60 Persen Investasi di Indonesia Datangkan Cuan, Airlangga Ungkap Pembeda dengan Negara Lain
Menteri Koordinator Bidang Perekonomian Airlangga Hartarto mengungkapkan, 60 persen investasi di Indonesia menghasilkan laba. Kondisi ini dinilai menjadi daya tarik investasi bagi investor yang mau menanamkan modalnya ke Indonesia.
Menko Airlangga mengatakan, kondisi ini membuat Indonesia lebih unggul dari sisi iklim investasi jika dibandingkan dengan negara-negara ASEAN. Ia optimistis, target investasi yang mencapai lebih dari Rp2.000 triliun pada tahun 2026 akan dapat tercapai.
"Apa yang membedakan Indonesia dengan negara lain, adalah kontribusi terhadap keuntungan. Sekitar 60 persen investasi di Indonesia itu menghasilkan laba," ujar Menko Airlangga dalam konferensi pers di Kementerian Investasi dan Hilirisasi/BKPM, Kamis (23/4/2026).

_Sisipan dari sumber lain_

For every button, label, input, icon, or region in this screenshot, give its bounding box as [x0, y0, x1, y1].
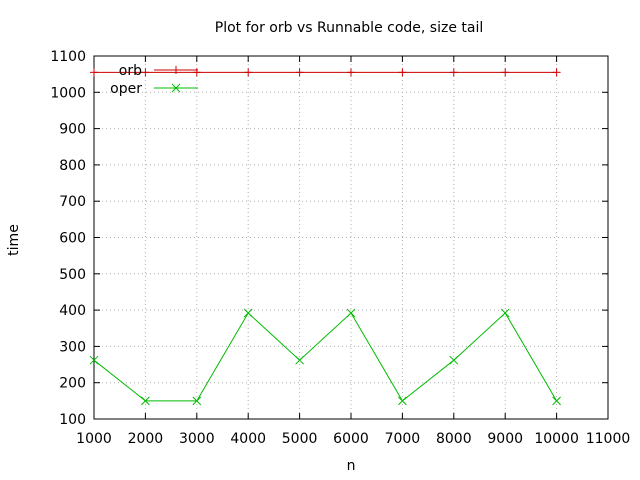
series-line-oper [93, 312, 558, 402]
x-tick-label: 1000 [76, 431, 112, 447]
y-tick-label: 400 [59, 303, 86, 319]
data-point-oper-d2 [346, 308, 356, 318]
y-tick-label: 700 [59, 194, 86, 210]
data-point-oper-d2 [449, 355, 459, 365]
data-point-oper [552, 396, 561, 406]
legend-item-orb: orb [119, 63, 198, 79]
axis-ticks: 100 200 300 400 500 600 700 800 900 1000 1100 1000 2… [50, 49, 630, 447]
data-point-oper [398, 396, 407, 406]
x-tick-label: 7000 [385, 431, 421, 447]
chart-title: Plot for orb vs Runnable code, size tail [215, 20, 483, 36]
series-orb [90, 68, 561, 77]
y-tick-label: 1100 [50, 49, 86, 65]
y-axis-label: time [6, 224, 22, 256]
legend-marker-oper [171, 83, 181, 93]
data-point-oper-d2 [89, 355, 99, 365]
data-point-oper-d2 [398, 396, 407, 406]
data-point-oper-d2 [243, 308, 253, 318]
legend-marker-oper-d2 [171, 83, 181, 93]
data-point-oper-d2 [141, 396, 150, 406]
data-point-orb [347, 68, 355, 77]
legend-label-oper: oper [110, 81, 142, 97]
y-tick-label: 200 [59, 376, 86, 392]
data-point-orb [552, 68, 561, 77]
series-layer [89, 68, 561, 406]
x-tick-label: 4000 [230, 431, 266, 447]
x-tick-label: 8000 [436, 431, 472, 447]
data-point-oper [346, 308, 356, 318]
data-point-orb [90, 68, 98, 77]
data-point-oper [243, 308, 253, 318]
data-point-oper-d2 [500, 308, 510, 318]
data-point-orb [244, 68, 253, 77]
x-tick-label: 11000 [586, 431, 631, 447]
x-tick-label: 2000 [128, 431, 164, 447]
x-axis-label: n [347, 458, 356, 474]
data-point-oper [141, 396, 150, 406]
x-tick-label: 5000 [282, 431, 318, 447]
data-point-orb [398, 68, 407, 77]
x-tick-label: 6000 [333, 431, 369, 447]
y-tick-label: 800 [59, 158, 86, 174]
data-point-orb [295, 68, 304, 77]
x-tick-label: 3000 [179, 431, 215, 447]
data-point-oper-d2 [552, 396, 561, 406]
legend-label-orb: orb [119, 63, 142, 79]
legend-marker-orb [172, 66, 180, 74]
y-tick-label: 100 [59, 412, 86, 428]
grid-lines [94, 56, 608, 419]
data-point-oper [500, 308, 510, 318]
data-point-oper-d2 [192, 396, 202, 406]
y-tick-label: 500 [59, 267, 86, 283]
data-point-oper [449, 355, 459, 365]
x-tick-label: 10000 [534, 431, 579, 447]
y-tick-label: 600 [59, 231, 86, 247]
x-tick-label: 9000 [487, 431, 523, 447]
data-point-oper [89, 355, 99, 365]
y-tick-label: 1000 [50, 85, 86, 101]
data-point-orb [449, 68, 458, 77]
legend: orb oper [110, 63, 198, 97]
data-point-oper [295, 355, 304, 365]
data-point-orb [141, 68, 150, 77]
y-tick-label: 900 [59, 122, 86, 138]
data-point-oper-d2 [295, 355, 304, 365]
series-oper [89, 308, 561, 406]
y-tick-label: 300 [59, 339, 86, 355]
data-point-orb [501, 68, 510, 77]
data-point-oper [192, 396, 202, 406]
legend-item-oper: oper [110, 81, 198, 97]
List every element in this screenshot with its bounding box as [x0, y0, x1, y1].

Baca Juga: Rincian Sebaran Investasi Rp498 Triliun yang Masuk RI di Kuartal I 2026, Serap 706 Ribu Pekerja
Selain faktor tersebut, Airlangga menilai stabilitas ekonomi menjadi daya tarik utama bagi investor untuk tetap masuk ke Indonesia. Pertumbuhan ekonomi Indonesia mampu dijaga di angka kurang lebih 5 secara rerata, yang membuat iklim investasi di dalam negeri semakin menarik."Indonesia resilience terhadap berbagai gejolak termasuk gejolak yang terakhir," ucap Airlangga.
Disamping itu, Airlangga menyebut populasi yang besar menciptakan market Indonesia lebih menarik ketimbang negara-negara di kawasan. Konsumsi domestik yang saat ini berkontribusi dominan terhadap pertumbuhan ekonomi menjadi kekuatan fundamental perekonomian nasional.
"Indonesia juga punya domestic market yang kuat. Sehingga dengan demikian ini menjadi buffer terhadap berbagai gejolak ataupun krisis," jelasnya.
Baca Juga: Investasi 2025 Tembus Rp1.931 T Belum Selaras dengan Keamanan dan Kesejahteraan Pekerja
Airlangga menambahkan, Pemerintah terus mendorong peningkatan iklim investasi sebagai motor penggerak perekonomian lewat berbagai kebijakan hingga stimulus fiskal. Misalnya pengembangan Kawasan Ekonomi Khusus (KEK) dan pembukaan berbagai kawasan industri dengan untuk menarik investasi masuk.
"Indonesia mendorong pengembangan Special Economic Zone, Kawasan Ekonomi Khusus maupun kawasan industri," pungkasnya.